I often hear about the relationship between Governments and technology from the press as well as from bloggers such as our own Jonathan Schwartz (CEO & President), and it does seem sensible for the public sector to leverage the advantages that technology can bring. Benefits such as expediting and lowering the cost of transacting business through the use of technology, saves valuable tax payers money and should lead to a 'better' service.
In the United Kingdom we have seen an increase in exposure to technology when interacting with the Government, for example, buying vehicle road tax online, computerised vehicle testing, online booking of doctor appointments and prescription services, online petitions, underground (tube/metro) payment card and much more.

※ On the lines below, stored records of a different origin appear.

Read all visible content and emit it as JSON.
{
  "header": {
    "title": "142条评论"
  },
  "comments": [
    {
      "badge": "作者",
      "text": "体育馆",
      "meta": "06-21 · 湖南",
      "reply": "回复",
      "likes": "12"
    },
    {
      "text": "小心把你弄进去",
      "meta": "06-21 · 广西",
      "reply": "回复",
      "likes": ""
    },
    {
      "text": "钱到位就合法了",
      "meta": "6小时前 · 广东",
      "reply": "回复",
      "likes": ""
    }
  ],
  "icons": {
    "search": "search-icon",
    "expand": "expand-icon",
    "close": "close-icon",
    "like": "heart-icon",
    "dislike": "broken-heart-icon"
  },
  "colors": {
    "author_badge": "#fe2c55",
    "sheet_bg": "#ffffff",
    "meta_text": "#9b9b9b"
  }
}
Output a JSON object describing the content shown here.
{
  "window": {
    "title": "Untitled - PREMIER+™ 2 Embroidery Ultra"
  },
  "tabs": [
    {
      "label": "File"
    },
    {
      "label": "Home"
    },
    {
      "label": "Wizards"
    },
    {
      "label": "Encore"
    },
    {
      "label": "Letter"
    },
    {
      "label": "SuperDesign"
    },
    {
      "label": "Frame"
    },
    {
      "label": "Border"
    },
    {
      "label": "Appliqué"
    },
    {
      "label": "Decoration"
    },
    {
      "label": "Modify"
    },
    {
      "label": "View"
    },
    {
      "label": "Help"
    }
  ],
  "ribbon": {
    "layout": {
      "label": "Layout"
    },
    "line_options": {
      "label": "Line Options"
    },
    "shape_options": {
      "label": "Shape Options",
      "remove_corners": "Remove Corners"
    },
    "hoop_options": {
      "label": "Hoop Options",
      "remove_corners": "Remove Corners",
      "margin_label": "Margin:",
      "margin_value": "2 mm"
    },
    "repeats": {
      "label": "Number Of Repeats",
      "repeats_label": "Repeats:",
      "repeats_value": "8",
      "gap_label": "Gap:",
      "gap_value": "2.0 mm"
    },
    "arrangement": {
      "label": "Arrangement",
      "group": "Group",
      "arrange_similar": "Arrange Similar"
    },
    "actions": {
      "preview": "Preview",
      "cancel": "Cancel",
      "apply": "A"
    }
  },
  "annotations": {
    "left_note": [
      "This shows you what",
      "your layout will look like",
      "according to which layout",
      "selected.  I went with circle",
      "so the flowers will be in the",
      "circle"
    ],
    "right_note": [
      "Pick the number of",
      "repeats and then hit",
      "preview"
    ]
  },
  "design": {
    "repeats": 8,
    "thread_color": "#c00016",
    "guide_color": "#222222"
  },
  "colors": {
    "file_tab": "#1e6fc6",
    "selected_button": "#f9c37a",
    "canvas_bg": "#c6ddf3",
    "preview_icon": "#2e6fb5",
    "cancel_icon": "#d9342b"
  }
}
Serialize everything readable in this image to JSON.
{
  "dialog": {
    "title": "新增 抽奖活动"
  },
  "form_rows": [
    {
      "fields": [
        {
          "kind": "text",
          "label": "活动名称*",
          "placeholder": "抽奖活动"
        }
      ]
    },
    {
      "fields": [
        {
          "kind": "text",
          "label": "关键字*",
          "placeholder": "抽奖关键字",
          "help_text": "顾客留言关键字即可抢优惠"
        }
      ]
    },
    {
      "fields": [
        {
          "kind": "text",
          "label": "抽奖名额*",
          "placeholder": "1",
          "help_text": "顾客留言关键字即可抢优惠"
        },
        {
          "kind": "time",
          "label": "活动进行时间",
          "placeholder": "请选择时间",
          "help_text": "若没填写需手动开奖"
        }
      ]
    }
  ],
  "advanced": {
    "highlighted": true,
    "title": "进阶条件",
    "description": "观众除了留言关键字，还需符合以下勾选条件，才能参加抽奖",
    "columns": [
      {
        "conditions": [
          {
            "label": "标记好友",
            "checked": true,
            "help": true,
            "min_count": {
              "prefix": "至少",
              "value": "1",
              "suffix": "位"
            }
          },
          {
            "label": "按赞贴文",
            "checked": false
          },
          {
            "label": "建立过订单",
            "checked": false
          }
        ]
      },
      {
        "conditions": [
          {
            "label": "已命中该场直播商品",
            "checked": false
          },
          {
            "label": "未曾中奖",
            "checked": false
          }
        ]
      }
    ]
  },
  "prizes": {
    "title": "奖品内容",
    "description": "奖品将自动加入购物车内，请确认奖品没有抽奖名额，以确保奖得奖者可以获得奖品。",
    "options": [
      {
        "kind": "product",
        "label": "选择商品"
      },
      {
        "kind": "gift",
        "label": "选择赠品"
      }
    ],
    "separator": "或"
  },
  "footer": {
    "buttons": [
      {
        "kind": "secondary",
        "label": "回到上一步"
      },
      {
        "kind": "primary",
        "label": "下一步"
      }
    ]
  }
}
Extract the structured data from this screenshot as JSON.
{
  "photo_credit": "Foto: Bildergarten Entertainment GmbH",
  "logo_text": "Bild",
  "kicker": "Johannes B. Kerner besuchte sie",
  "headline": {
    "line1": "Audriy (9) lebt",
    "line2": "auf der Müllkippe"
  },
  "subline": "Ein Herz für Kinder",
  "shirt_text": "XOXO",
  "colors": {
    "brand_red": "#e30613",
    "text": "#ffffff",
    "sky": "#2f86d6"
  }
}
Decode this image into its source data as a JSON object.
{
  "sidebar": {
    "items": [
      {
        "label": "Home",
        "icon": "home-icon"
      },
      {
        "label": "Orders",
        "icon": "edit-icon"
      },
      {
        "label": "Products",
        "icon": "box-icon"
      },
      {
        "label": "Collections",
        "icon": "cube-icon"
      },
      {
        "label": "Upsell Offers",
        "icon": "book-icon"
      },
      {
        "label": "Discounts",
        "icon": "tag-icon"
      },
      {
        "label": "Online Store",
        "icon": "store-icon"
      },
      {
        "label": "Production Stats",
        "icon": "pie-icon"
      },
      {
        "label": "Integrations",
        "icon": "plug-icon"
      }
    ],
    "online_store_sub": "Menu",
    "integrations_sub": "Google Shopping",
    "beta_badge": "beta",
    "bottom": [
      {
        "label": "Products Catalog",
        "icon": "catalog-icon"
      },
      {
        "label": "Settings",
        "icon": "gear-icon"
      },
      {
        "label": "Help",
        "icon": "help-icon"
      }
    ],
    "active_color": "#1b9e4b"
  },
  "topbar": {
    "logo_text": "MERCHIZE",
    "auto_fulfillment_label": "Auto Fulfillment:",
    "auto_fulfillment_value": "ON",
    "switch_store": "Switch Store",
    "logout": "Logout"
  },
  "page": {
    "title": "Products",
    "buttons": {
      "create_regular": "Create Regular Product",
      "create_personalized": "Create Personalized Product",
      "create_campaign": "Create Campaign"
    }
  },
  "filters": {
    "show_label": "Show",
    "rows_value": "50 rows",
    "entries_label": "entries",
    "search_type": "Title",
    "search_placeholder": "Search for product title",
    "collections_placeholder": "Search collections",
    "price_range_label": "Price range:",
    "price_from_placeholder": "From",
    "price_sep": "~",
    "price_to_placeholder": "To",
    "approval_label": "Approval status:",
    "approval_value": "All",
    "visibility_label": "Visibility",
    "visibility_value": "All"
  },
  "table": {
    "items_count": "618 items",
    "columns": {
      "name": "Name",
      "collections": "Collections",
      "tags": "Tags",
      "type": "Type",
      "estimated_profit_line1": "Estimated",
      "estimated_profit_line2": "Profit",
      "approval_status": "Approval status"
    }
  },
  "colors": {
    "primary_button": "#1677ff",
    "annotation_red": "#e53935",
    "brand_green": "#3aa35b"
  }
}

While it can help, technology can be seen as more of a hindrance than a solution for users. At least two examples made my blood-pressure rise recently, for brevity let me mention just one.
Congestion charging has been implemented in the UK's capital, London,
since 2003. And has been watched around the world as a reference
A payment of £8
is required for each day a chargeable vehicle enters or travels within
the zone between 7am and 6pm; a fine of between £60 and £180 is imposed
BUT...as I found out yesterday, there is a 48 hour delay in processing the number plate recognition, and the non-payment penalty is issued before that time!
This means that the driver is made responsible to recognise when a payment is required, and the system will not be able to tell you if you crossed the 'border' until the penalty is issued. Of course the recommendation is to keep alert for the signs, check the "Speaking clock" on your mobile phone, and make sure you pay-up if you think you may have entered the zone, but don't expect a refund at a later date if you didn't - there is an administration charge greater than the £8 to do so!
If Boris Johnson (The London Mayor) would like to solve that through some cheap/eco solutions, feel free to get in contact. Even a FAQ entry would be honest and help with customer care, but I guess that delay in processing assists with the main objectives of this system- to reduce congestion, and to raise funds for investment in London's transport system.
The lesson to take away is to value users experience with your technology, whether it's responsiveness, user control, system feedback or whatever, it takes just one bad interaction, to leave a lasting impression, and it could potentially be solved rather quickly and cheaply.
Let me throw out a question - do you have an appropriate feedback mechanism in place?